BBC BLAMED VICTIMS: President Paul Kagame of Rwanda

BBC BLAMED VICTIMS: President Paul Kagame of Rwanda

The Rwanda commission against genocide ideology (CNLG) wants British Broadcasting Corporation (BBC) and its Reporter, Jane Corbin charged for promoting the Genocide ideology and denial of genocide says CNLG Executive Secretary,Jean Damascene Bizimana.

In 2014, Rwanda banned operations of the BBC kinyarwanda Radio after it produced and published a two part documentary-‘Rwanda’s Untold Story’- which irked the Rwandan government and prompted various protests and a subsequent establishment of an ‘independent’ commission to investigate the ‘motive’ behind.

After a two month investigation, Rwandan investigators, led by Martin Ngoga, Rwanda’s former prosecutor general recommended that BBC operations in Rwanda be halted untill further notice.

Now the anti-genocide ideology commission wants the issue to be handled by the international justice system.

Dr. Bizimana argues that genocide is an internationally recognized crime against humanity and the UK- where BBC and its reporter operate is one of the signatories to this declaration.

Bizimana also says that the documentary was disseminated with use of Information Communication Technology (ICT) and yet the UK ratified laws that prohibit use of information technology to promote genocide and its ideology.

“Using ICT and all sorts of technology to promote genocide ideology is punishable by law. Even if they (BBC) are in Europe, the impact is wider and reaches many people in the world. That is enough reason for this to be a crime in Europe too”. He said.

Last year, the United Kingdom parliament expressed dismay at the British Broadcasting Corporation (BBC) documentary entitled, This World – Rwanda’s untold story aired on BBC2,saying the documentary is a denial of genocide and should be investigated.

The house said in a statement released on November 6, 2014 that:  “this House is dismayed at the BBC’s production of the genocide denial programme entitled, This World – Rwanda’s untold story; recognises the central place the programme now occupies in the activities of genocide denialists.”

The House of Lords went on to urge the BBC to conduct an immediate inquiry into the editorial and managerial decisions which led to the airing of the programme on BBC2 on 1 October 2014.

The UK Government however expressed concerns over the banning of BBC operations a move they described as “disappointing”

“We are disappointed by RURA’s decision but we expect due process to be followed,” said the British High Commission in a statement this in May.

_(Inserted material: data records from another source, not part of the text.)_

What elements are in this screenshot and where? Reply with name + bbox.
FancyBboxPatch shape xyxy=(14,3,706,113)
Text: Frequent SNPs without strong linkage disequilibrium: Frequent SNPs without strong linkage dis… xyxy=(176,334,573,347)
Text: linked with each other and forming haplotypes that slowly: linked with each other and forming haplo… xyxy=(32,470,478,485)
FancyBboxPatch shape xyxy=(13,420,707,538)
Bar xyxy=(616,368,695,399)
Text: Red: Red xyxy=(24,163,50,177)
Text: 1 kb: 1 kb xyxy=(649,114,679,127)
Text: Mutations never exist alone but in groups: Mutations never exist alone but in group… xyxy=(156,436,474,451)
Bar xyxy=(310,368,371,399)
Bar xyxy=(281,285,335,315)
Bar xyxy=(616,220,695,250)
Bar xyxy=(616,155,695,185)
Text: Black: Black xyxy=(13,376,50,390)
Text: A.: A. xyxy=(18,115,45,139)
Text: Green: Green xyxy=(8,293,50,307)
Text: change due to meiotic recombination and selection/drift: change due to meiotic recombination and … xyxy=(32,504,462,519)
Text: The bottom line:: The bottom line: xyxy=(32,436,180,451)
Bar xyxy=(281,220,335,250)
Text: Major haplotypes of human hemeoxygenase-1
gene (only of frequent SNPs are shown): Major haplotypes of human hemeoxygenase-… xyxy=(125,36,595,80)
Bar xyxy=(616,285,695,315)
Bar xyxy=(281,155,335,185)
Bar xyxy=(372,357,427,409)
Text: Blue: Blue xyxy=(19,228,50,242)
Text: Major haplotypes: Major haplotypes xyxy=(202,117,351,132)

BBC’s controversial documentary challenges the Rwandan official account of the 1994 Genocide, and alleges the current Rwandan leader Paul Kagame and his then rebel group Rwandese Patriotic Front/Army (RPF/A) played a significant role in the Genocide by targeting and killing Hutus en mass.

During the 21st Commemoration of the Genocide in April, President Kagame lambasted the London-based broadcaster for its “Rwanda’s Untold Story” documentary that “blamed the victims of the Genocide for their own killing.”